La crise sanitaire liée à la Covid-19 et le 1er confinement que nous avons connu au printemps ont profondément modifié les pratiques des professionnels de santé, qui ont été amenés à innover et à bousculer leurs modes de prise en charge des patients. La téléconsultation est l’expression évidente de ces tendances ; les professionnels de santé y ont eu recours de façon massive alors qu’auparavant son développement restait relativement confidentiel.

Sommaire

La téléconsultation : un mode de prise en charge pour s'adapter aux conséquences de l'épidémie de Covid-19 >
Les 5 poches de risques liées à la crise sanitaire >

La téléconsultation : un mode de prise en charge pour s'adapter aux conséquences de l'épidémie de Covid-19

Le nombre de téléconsultations facturées à l’Assurance Maladie est passé de 40 000 actes par mois à 4,5 millions en avril pour se situer à près d’un million d’actes pendant l’été. Au moment du confinement, la téléconsultation représentait une consultation sur quatre.

Si ces chiffres ont reculé depuis l’été, le nouveau confinement que nous connaissons donnera peut-être lieu à une nouvelle recrudescence de cette pratique de la télésanté.

En tout état de cause, on peut affirmer que la crise de la Covid-19 a permis une diffusion massive de cette pratique tant auprès des professionnels de santé qu’auprès des patients.

Ces tendances sont parfaitement confirmées par le quatrième panel d’observation des pratiques et des conditions d’exercice en médecine générale de la Direction de la Recherche, des Etudes, de l’Evaluation et des Statistiques (DREES), qui a été l’occasion d’interroger au cours des mois de mai et de juin 2020 les participants à cette enquête sur leur pratique de la téléconsultation pendant la première vague de l’épidémie de Covid-19.

Il en ressort...

  • ¾ des médecins généralistes ont mis en place la téléconsultation depuis le début de l'épidémie.
  • Moins de 5 % la pratiquaient auparavant.

Au cours de la première semaine de déconfinement

  • 7 médecins sur 10 ont réalisé au moins une téléconsultation.
  • 1 sur 10 d'entre eux a déclaré avoir même réalisé plus de 25 % de ses consultations par ce biais.

Le confinement a donc été un véritable déclencheur et un accélérateur de la télémédecine à travers toute la France, et ce sans disparité, que ce soit entre les territoires ou par rapport à l’âge des utilisateurs.

Les 5 poches de risques liées à la crise sanitaire

Il n’en demeure pas moins que, même si les professionnels de santé ont su s’adapter à cette crise ainsi qu’au confinement - notamment du fait que pour certains, la télésanté demeurait le seul mode d’exercice envisageable (c’est le cas à titre d’exemple pour les chirurgiens-dentistes et les masseurs kinésithérapeutes pour lesquels les conseils de l’Ordre respectifs demandaient de fermer les cabinets) -, de nouveaux risques médico-légaux ont surgi à cette occasion.
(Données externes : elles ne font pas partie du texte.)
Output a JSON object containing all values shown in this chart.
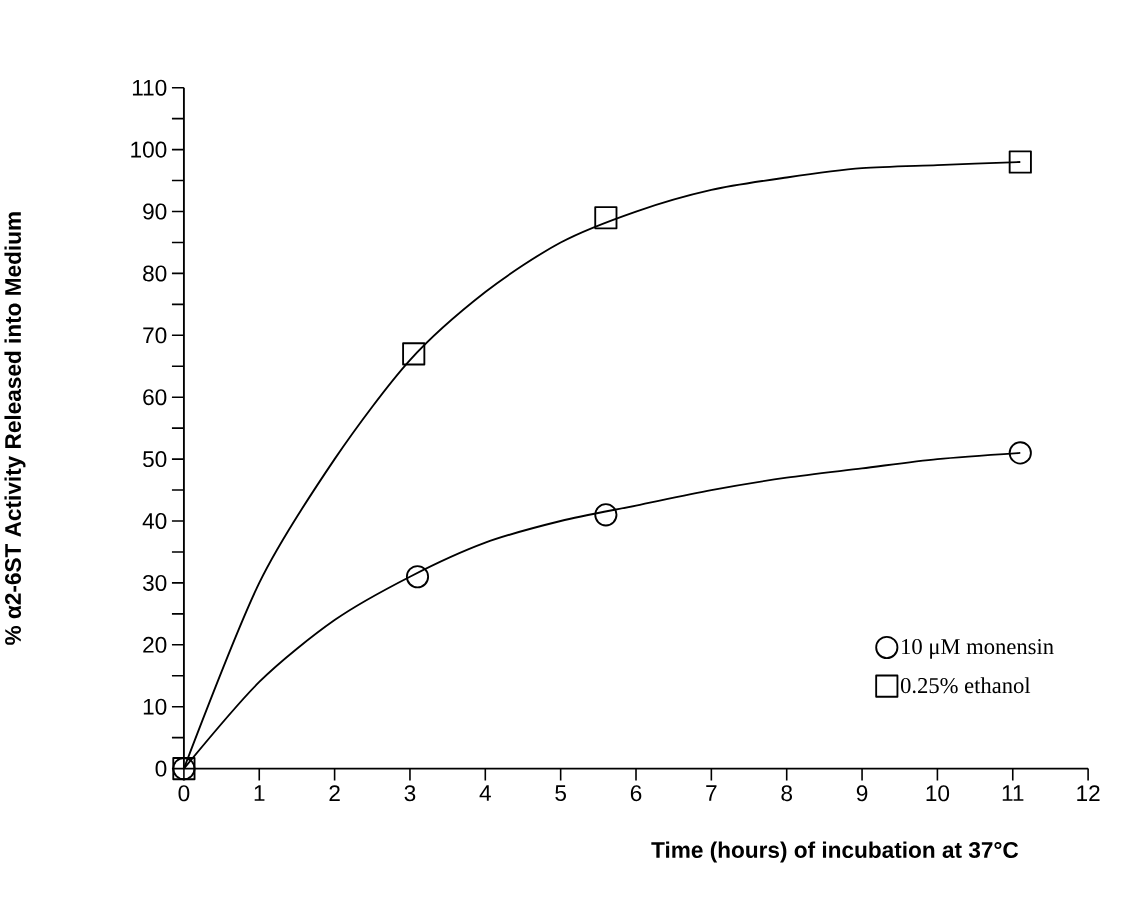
{
  "chart_data": {
    "type": "scatter",
    "xlabel": "Time (hours) of incubation at 37°C",
    "ylabel": "% α2-6ST Activity Released into Medium",
    "xlim": [
      0,
      12
    ],
    "ylim": [
      0,
      110
    ],
    "xticks": [
      0,
      1,
      2,
      3,
      4,
      5,
      6,
      7,
      8,
      9,
      10,
      11,
      12
    ],
    "yticks": [
      0,
      {
        "value": 5,
        "label": null
      },
      10,
      {
        "value": 15,
        "label": null
      },
      20,
      {
        "value": 25,
        "label": null
      },
      30,
      {
        "value": 35,
        "label": null
      },
      40,
      {
        "value": 45,
        "label": null
      },
      50,
      {
        "value": 55,
        "label": null
      },
      60,
      {
        "value": 65,
        "label": null
      },
      70,
      {
        "value": 75,
        "label": null
      },
      80,
      {
        "value": 85,
        "label": null
      },
      90,
      {
        "value": 95,
        "label": null
      },
      100,
      {
        "value": 105,
        "label": null
      },
      110
    ],
    "grid": false,
    "legend": "bottom right",
    "series": [
      {
        "name": "10 μM monensin",
        "marker": "circle",
        "color": "#000000",
        "x": [
          0,
          3.1,
          5.6,
          11.1
        ],
        "values": [
          0,
          31,
          41,
          51
        ]
      },
      {
        "name": "0.25% ethanol",
        "marker": "square",
        "color": "#000000",
        "x": [
          0,
          3.05,
          5.6,
          11.1
        ],
        "values": [
          0,
          67,
          89,
          98
        ]
      },
      {
        "type": "line",
        "marker": "none",
        "color": "#000000",
        "x": [
          0,
          1,
          2,
          3,
          4,
          5,
          6,
          7,
          8,
          9,
          10,
          11.1
        ],
        "values": [
          0,
          14,
          24,
          31,
          36.5,
          40,
          42.5,
          45,
          47,
          48.5,
          50,
          51
        ]
      },
      {
        "type": "line",
        "marker": "none",
        "color": "#000000",
        "x": [
          0,
          1,
          2,
          3,
          4,
          5,
          6,
          7,
          8,
          9,
          10,
          11.1
        ],
        "values": [
          0,
          30,
          50,
          66,
          77,
          85,
          90,
          93.5,
          95.5,
          97,
          97.5,
          98
        ]
      }
    ]
  }
}
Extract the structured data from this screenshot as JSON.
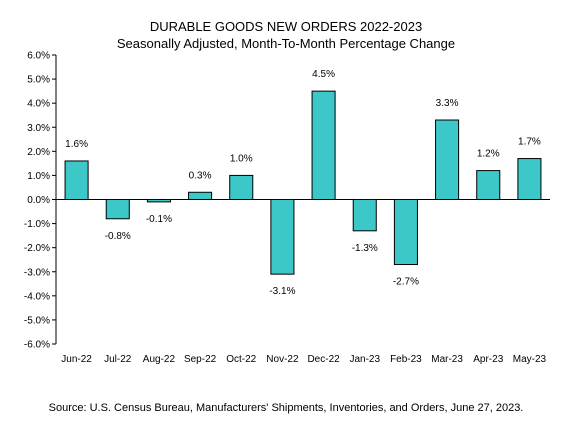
{
  "chart_data": {
    "type": "bar",
    "title": "DURABLE GOODS NEW ORDERS 2022-2023",
    "subtitle": "Seasonally Adjusted,  Month-To-Month Percentage Change",
    "categories": [
      "Jun-22",
      "Jul-22",
      "Aug-22",
      "Sep-22",
      "Oct-22",
      "Nov-22",
      "Dec-22",
      "Jan-23",
      "Feb-23",
      "Mar-23",
      "Apr-23",
      "May-23"
    ],
    "values": [
      1.6,
      -0.8,
      -0.1,
      0.3,
      1.0,
      -3.1,
      4.5,
      -1.3,
      -2.7,
      3.3,
      1.2,
      1.7
    ],
    "data_labels": [
      "1.6%",
      "-0.8%",
      "-0.1%",
      "0.3%",
      "1.0%",
      "-3.1%",
      "4.5%",
      "-1.3%",
      "-2.7%",
      "3.3%",
      "1.2%",
      "1.7%"
    ],
    "y_ticks": [
      "6.0%",
      "5.0%",
      "4.0%",
      "3.0%",
      "2.0%",
      "1.0%",
      "0.0%",
      "-1.0%",
      "-2.0%",
      "-3.0%",
      "-4.0%",
      "-5.0%",
      "-6.0%"
    ],
    "ylim": [
      -6,
      6
    ],
    "xlabel": "",
    "ylabel": "",
    "grid": false,
    "bar_color": "#3cc8c8",
    "bar_edge_color": "#000000"
  },
  "source": "Source: U.S. Census Bureau, Manufacturers' Shipments, Inventories, and Orders, June 27, 2023."
}
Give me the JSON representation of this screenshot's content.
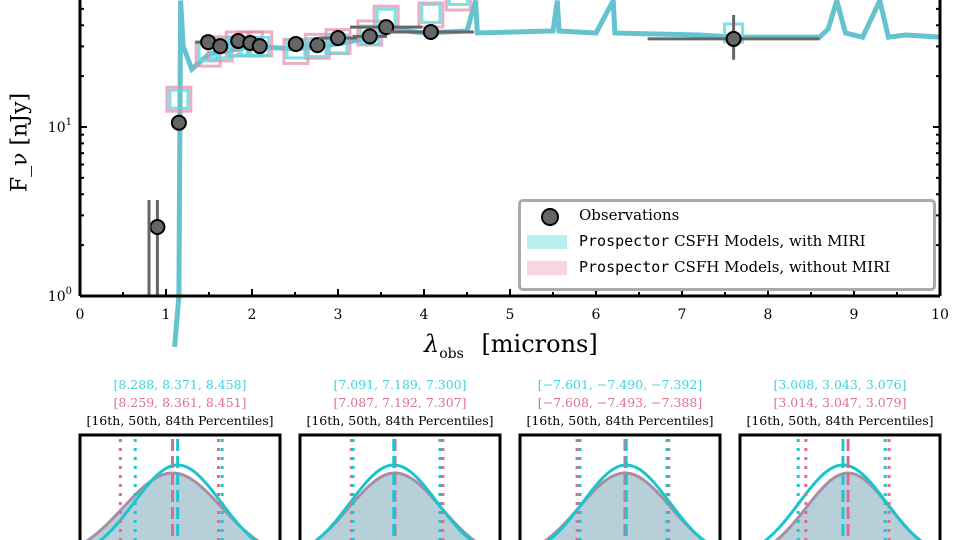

1ère poche de risque : un diagnostic en mode dégradé

Le premier de ces risques est précisément lié à la téléconsultation puisque, bien entendu, ces modalités d’exercice ne permettent pas de réaliser un examen clinique en présentiel, qui reste fondamental pour réaliser le diagnostic de certaines pathologies ou pour déterminer une conduite thérapeutique.

Les problèmes techniques rencontrés par certains praticiens au cours de téléconsultations ne peuvent malheureusement qu’accroître ces risques.

La MACSF suivra avec attention les mises en cause qui seront adressées à ses sociétaires en lien avec ce risque.

2e poche de risque : la continuité des soins

Le deuxième risque à souligner tient à la perte de vue de certains patients, dont les pathologies pourraient s’aggraver sans que le praticien n’en soit informé, notamment chez des patients porteurs de pathologies chroniques qui auraient renoncé à consulter de peur de sortir de chez eux pendant le confinement.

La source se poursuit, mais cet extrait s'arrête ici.